WEEKLY STOCK MARKET TECHNICAL FORECAST – TALKING POINTS
- The Dow Jones Industrial Average and FTSE 100 equity indices enjoyed healthy advances this past week, gaining 1.38 percent and 1.58 percent respectively
- Stocks will likely turn to US-China Trade War progress in addition to the latest Brexit developments next week as these risks could serve as potential catalysts for a breakout – or breakdown – from recent technical levels
- Looking to expand your trading knowledge? Check out How to Day Trade the Dow Jones
Major equity indices like the Dow Jones and FTSE 100 both gained over 1 percent this past week as stocks across the world enjoyed a risk-on rebound from the prior week’s minor pullback. Despite shaky fundamentals that pose lingering risks, however, it appears that the technical outlook for equities may continue to improve.
DOW JONES PRICE CHART OUTLOOK: DAILY TIME FRAME (OCTOBER 12, 2018 TO MARCH 29, 2019) (CHART 1)
The Dow Jones Industrial Average looks like it is gearing up for another push higher. The US equity index comprised of the largest 30 domestic companies rose back above major confluence around the 78.6 percent Fibonacci retracement line drawn from the respective high and low in October and December of last year.
Moreover, DJIA was able to reclaim its 20-day simple moving average this week which could further support additional upside over the near-term. Although the longer-term downtrend extended from the Dow’s high in October 2018 as well as February and March 2019 might serve as resistance and squeeze the index lower, bullish sentiment looks to outweigh this headwind.

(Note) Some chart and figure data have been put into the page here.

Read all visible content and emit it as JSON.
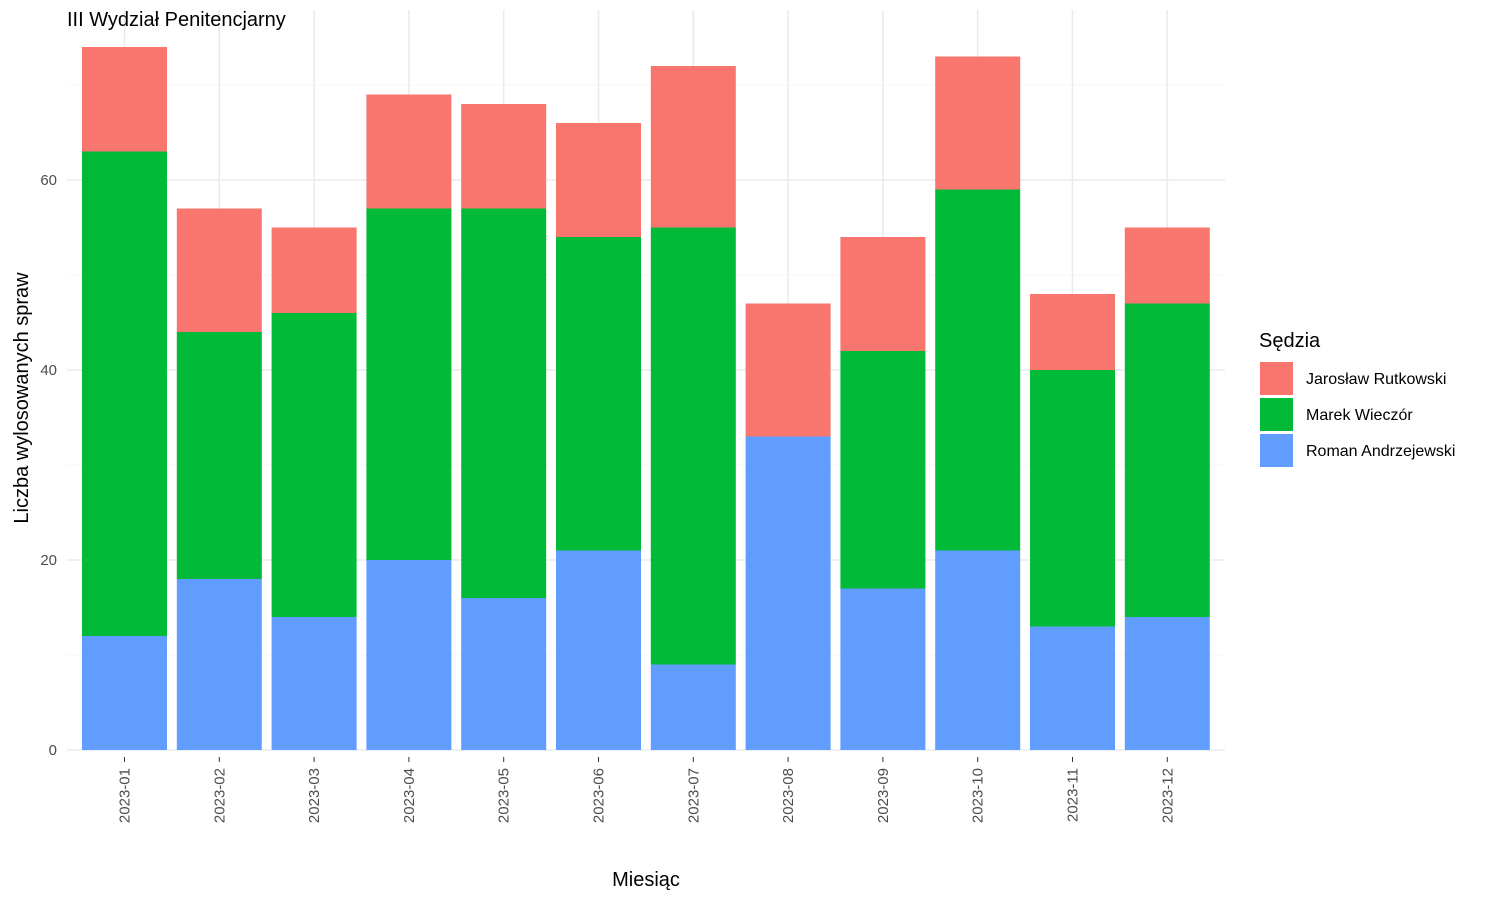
{
  "chart_data": {
    "type": "bar",
    "stacked": true,
    "title": "III Wydział Penitencjarny",
    "xlabel": "Miesiąc",
    "ylabel": "Liczba wylosowanych spraw",
    "ylim": [
      0,
      76
    ],
    "yticks": [
      0,
      20,
      40,
      60
    ],
    "grid": true,
    "legend": {
      "title": "Sędzia",
      "position": "right"
    },
    "categories": [
      "2023-01",
      "2023-02",
      "2023-03",
      "2023-04",
      "2023-05",
      "2023-06",
      "2023-07",
      "2023-08",
      "2023-09",
      "2023-10",
      "2023-11",
      "2023-12"
    ],
    "series": [
      {
        "name": "Roman Andrzejewski",
        "color": "#619CFF",
        "values": [
          12,
          18,
          14,
          20,
          16,
          21,
          9,
          33,
          17,
          21,
          13,
          14
        ]
      },
      {
        "name": "Marek Wieczór",
        "color": "#00BA38",
        "values": [
          51,
          26,
          32,
          37,
          41,
          33,
          46,
          0,
          25,
          38,
          27,
          33
        ]
      },
      {
        "name": "Jarosław Rutkowski",
        "color": "#F8766D",
        "values": [
          11,
          13,
          9,
          12,
          11,
          12,
          17,
          14,
          12,
          14,
          8,
          8
        ]
      }
    ],
    "legend_order": [
      "Jarosław Rutkowski",
      "Marek Wieczór",
      "Roman Andrzejewski"
    ]
  }
}
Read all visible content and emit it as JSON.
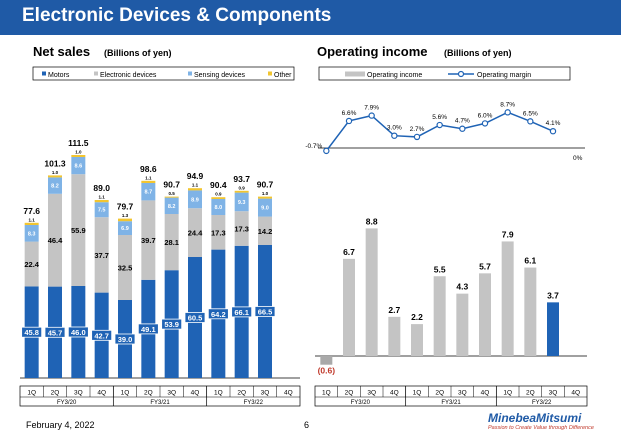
{
  "header": {
    "title": "Electronic Devices & Components"
  },
  "footer": {
    "date": "February 4, 2022",
    "page": "6"
  },
  "logo": {
    "name": "MinebeaMitsumi",
    "tagline": "Passion to Create Value through Difference"
  },
  "colors": {
    "banner": "#1f5aa6",
    "motors": "#1f63b5",
    "electronic": "#c4c4c4",
    "sensing": "#7fb3e6",
    "other": "#f2c530",
    "op_bar": "#c4c4c4",
    "op_bar_highlight": "#1f63b5",
    "op_bar_negative": "#a9a9a9",
    "margin_line": "#1f63b5"
  },
  "chart_data": [
    {
      "type": "bar",
      "stacked": true,
      "title": "Net sales",
      "title_unit": "(Billions of yen)",
      "legend": [
        "Motors",
        "Electronic devices",
        "Sensing devices",
        "Other"
      ],
      "legend_position": "top",
      "categories": [
        "1Q",
        "2Q",
        "3Q",
        "4Q",
        "1Q",
        "2Q",
        "3Q",
        "4Q",
        "1Q",
        "2Q",
        "3Q",
        "4Q"
      ],
      "groups": [
        {
          "label": "FY3/20",
          "span": 4
        },
        {
          "label": "FY3/21",
          "span": 4
        },
        {
          "label": "FY3/22",
          "span": 4
        }
      ],
      "series": [
        {
          "name": "Motors",
          "values": [
            45.8,
            45.7,
            46.0,
            42.7,
            39.0,
            49.1,
            53.9,
            60.5,
            64.2,
            66.1,
            66.5,
            null
          ],
          "labels": [
            "45.8",
            "45.7",
            "46.0",
            "42.7",
            "39.0",
            "49.1",
            "53.9",
            "60.5",
            "64.2",
            "66.1",
            "66.5",
            ""
          ]
        },
        {
          "name": "Electronic devices",
          "values": [
            22.4,
            46.4,
            55.9,
            37.7,
            32.5,
            39.7,
            28.1,
            24.4,
            17.3,
            17.3,
            14.2,
            null
          ],
          "labels": [
            "22.4",
            "46.4",
            "55.9",
            "37.7",
            "32.5",
            "39.7",
            "28.1",
            "24.4",
            "17.3",
            "17.3",
            "14.2",
            ""
          ]
        },
        {
          "name": "Sensing devices",
          "values": [
            8.3,
            8.2,
            8.6,
            7.5,
            6.9,
            8.7,
            8.2,
            8.9,
            8.0,
            9.3,
            9.0,
            null
          ],
          "labels": [
            "8.3",
            "8.2",
            "8.6",
            "7.5",
            "6.9",
            "8.7",
            "8.2",
            "8.9",
            "8.0",
            "9.3",
            "9.0",
            ""
          ]
        },
        {
          "name": "Other",
          "values": [
            1.1,
            1.0,
            1.0,
            1.1,
            1.3,
            1.1,
            0.5,
            1.1,
            0.9,
            0.9,
            1.0,
            null
          ],
          "labels": [
            "1.1",
            "1.0",
            "1.0",
            "1.1",
            "1.3",
            "1.1",
            "0.5",
            "1.1",
            "0.9",
            "0.9",
            "1.0",
            ""
          ]
        }
      ],
      "totals": [
        "77.6",
        "101.3",
        "111.5",
        "89.0",
        "79.7",
        "98.6",
        "90.7",
        "94.9",
        "90.4",
        "93.7",
        "90.7",
        ""
      ],
      "ylim": [
        0,
        115
      ]
    },
    {
      "type": "bar",
      "title": "Operating income",
      "title_unit": "(Billions of yen)",
      "legend": [
        "Operating income",
        "Operating margin"
      ],
      "legend_position": "top",
      "categories": [
        "1Q",
        "2Q",
        "3Q",
        "4Q",
        "1Q",
        "2Q",
        "3Q",
        "4Q",
        "1Q",
        "2Q",
        "3Q",
        "4Q"
      ],
      "groups": [
        {
          "label": "FY3/20",
          "span": 4
        },
        {
          "label": "FY3/21",
          "span": 4
        },
        {
          "label": "FY3/22",
          "span": 4
        }
      ],
      "operating_income": {
        "values": [
          -0.6,
          6.7,
          8.8,
          2.7,
          2.2,
          5.5,
          4.3,
          5.7,
          7.9,
          6.1,
          3.7,
          null
        ],
        "labels": [
          "(0.6)",
          "6.7",
          "8.8",
          "2.7",
          "2.2",
          "5.5",
          "4.3",
          "5.7",
          "7.9",
          "6.1",
          "3.7",
          ""
        ],
        "ylim": [
          -0.8,
          10
        ]
      },
      "operating_margin": {
        "type": "line",
        "values": [
          -0.7,
          6.6,
          7.9,
          3.0,
          2.7,
          5.6,
          4.7,
          6.0,
          8.7,
          6.5,
          4.1,
          null
        ],
        "labels": [
          "-0.7%",
          "6.6%",
          "7.9%",
          "3.0%",
          "2.7%",
          "5.6%",
          "4.7%",
          "6.0%",
          "8.7%",
          "6.5%",
          "4.1%",
          ""
        ],
        "zero_label": "0%",
        "ylim": [
          -2,
          10
        ]
      }
    }
  ]
}
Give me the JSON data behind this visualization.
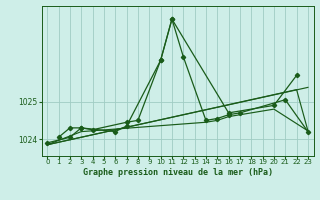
{
  "bg_color": "#ceeee8",
  "grid_color": "#a0ccc4",
  "line_color": "#1a5c1a",
  "xlabel": "Graphe pression niveau de la mer (hPa)",
  "xlim": [
    -0.5,
    23.5
  ],
  "ylim": [
    1023.55,
    1027.55
  ],
  "ytick_values": [
    1024,
    1025
  ],
  "xtick_values": [
    0,
    1,
    2,
    3,
    4,
    5,
    6,
    7,
    8,
    9,
    10,
    11,
    12,
    13,
    14,
    15,
    16,
    17,
    18,
    19,
    20,
    21,
    22,
    23
  ],
  "main_series": {
    "x": [
      0,
      2,
      3,
      4,
      7,
      8,
      10,
      11,
      12,
      14,
      15,
      16,
      17,
      21,
      23
    ],
    "y": [
      1023.9,
      1024.05,
      1024.3,
      1024.25,
      1024.45,
      1024.5,
      1026.1,
      1027.2,
      1026.2,
      1024.5,
      1024.55,
      1024.65,
      1024.7,
      1025.05,
      1024.2
    ]
  },
  "line2": {
    "x": [
      1,
      2,
      3,
      6,
      7,
      10,
      11,
      16,
      20,
      22
    ],
    "y": [
      1024.05,
      1024.3,
      1024.3,
      1024.2,
      1024.35,
      1026.1,
      1027.2,
      1024.7,
      1024.9,
      1025.7
    ]
  },
  "trend_lines": [
    {
      "x": [
        0,
        3,
        14,
        15,
        16,
        17,
        18,
        20,
        23
      ],
      "y": [
        1023.85,
        1024.2,
        1024.45,
        1024.5,
        1024.6,
        1024.65,
        1024.7,
        1024.8,
        1024.22
      ]
    },
    {
      "x": [
        0,
        23
      ],
      "y": [
        1023.85,
        1025.38
      ]
    },
    {
      "x": [
        0,
        22,
        23
      ],
      "y": [
        1023.85,
        1025.32,
        1024.22
      ]
    }
  ]
}
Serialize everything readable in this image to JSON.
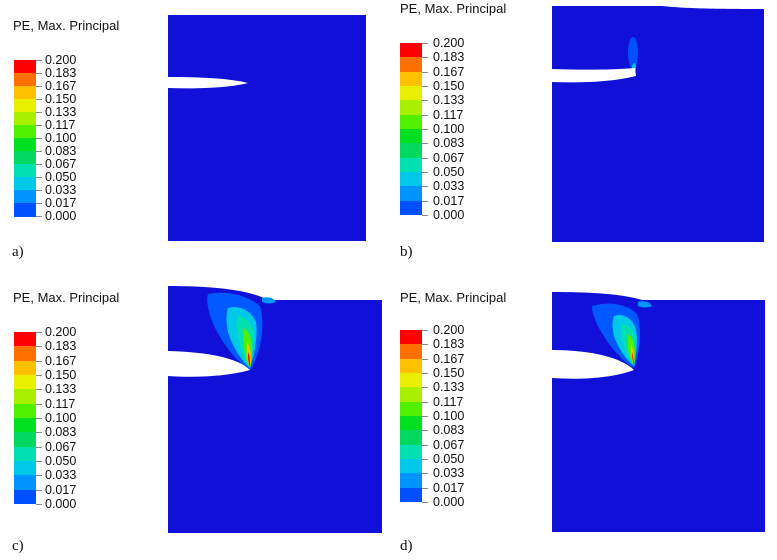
{
  "colors": {
    "background": "#1010D8",
    "legend_scale": [
      "#0000FF",
      "#0050FF",
      "#0094FF",
      "#00C8E8",
      "#00E0B0",
      "#00D860",
      "#00E020",
      "#50F000",
      "#A8F000",
      "#E8F000",
      "#FFC000",
      "#FF7000",
      "#FF0000"
    ],
    "crack": "#FFFFFF"
  },
  "legend": {
    "title": "PE, Max. Principal",
    "levels": [
      "0.200",
      "0.183",
      "0.167",
      "0.150",
      "0.133",
      "0.117",
      "0.100",
      "0.083",
      "0.067",
      "0.050",
      "0.033",
      "0.017",
      "0.000"
    ]
  },
  "panels": [
    {
      "id": "a",
      "label": "a)"
    },
    {
      "id": "b",
      "label": "b)"
    },
    {
      "id": "c",
      "label": "c)"
    },
    {
      "id": "d",
      "label": "d)"
    }
  ]
}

Looking for a fundamental perspective on equity? Check out the Weekly Equity Fundamental Forecast.
FTSE 100 PRICE CHART OUTLOOK: DAILY TIME FRAME (SEPTEMBER 12, 2018 TO MARCH 29, 2019) (CHART 2)
The FTSE 100 rests at a precarious level amid the latest Brexit developments which have largely clouded UK outlook. Despite the British equity index’s strong rally so far this year, it appears that gains could be at risk. With the FTSE 100 now sitting between the 61.8 percent and 78.6 percent Fibonacci retracement levels, the British stock market barometer could come under pressure despite the strong rally enjoyed so far this year.
Although the FTSE 100’s recent series of higher highs and higher lows has formed a clear upward trend, prices could come under pressure from the longer-term downtrend formed by the lower highs made in September 2018 and March 2019. That being said, the index has potential to gravitate lower towards support near the 61.8 percent Fibonacci retracement and upward sloping trendline.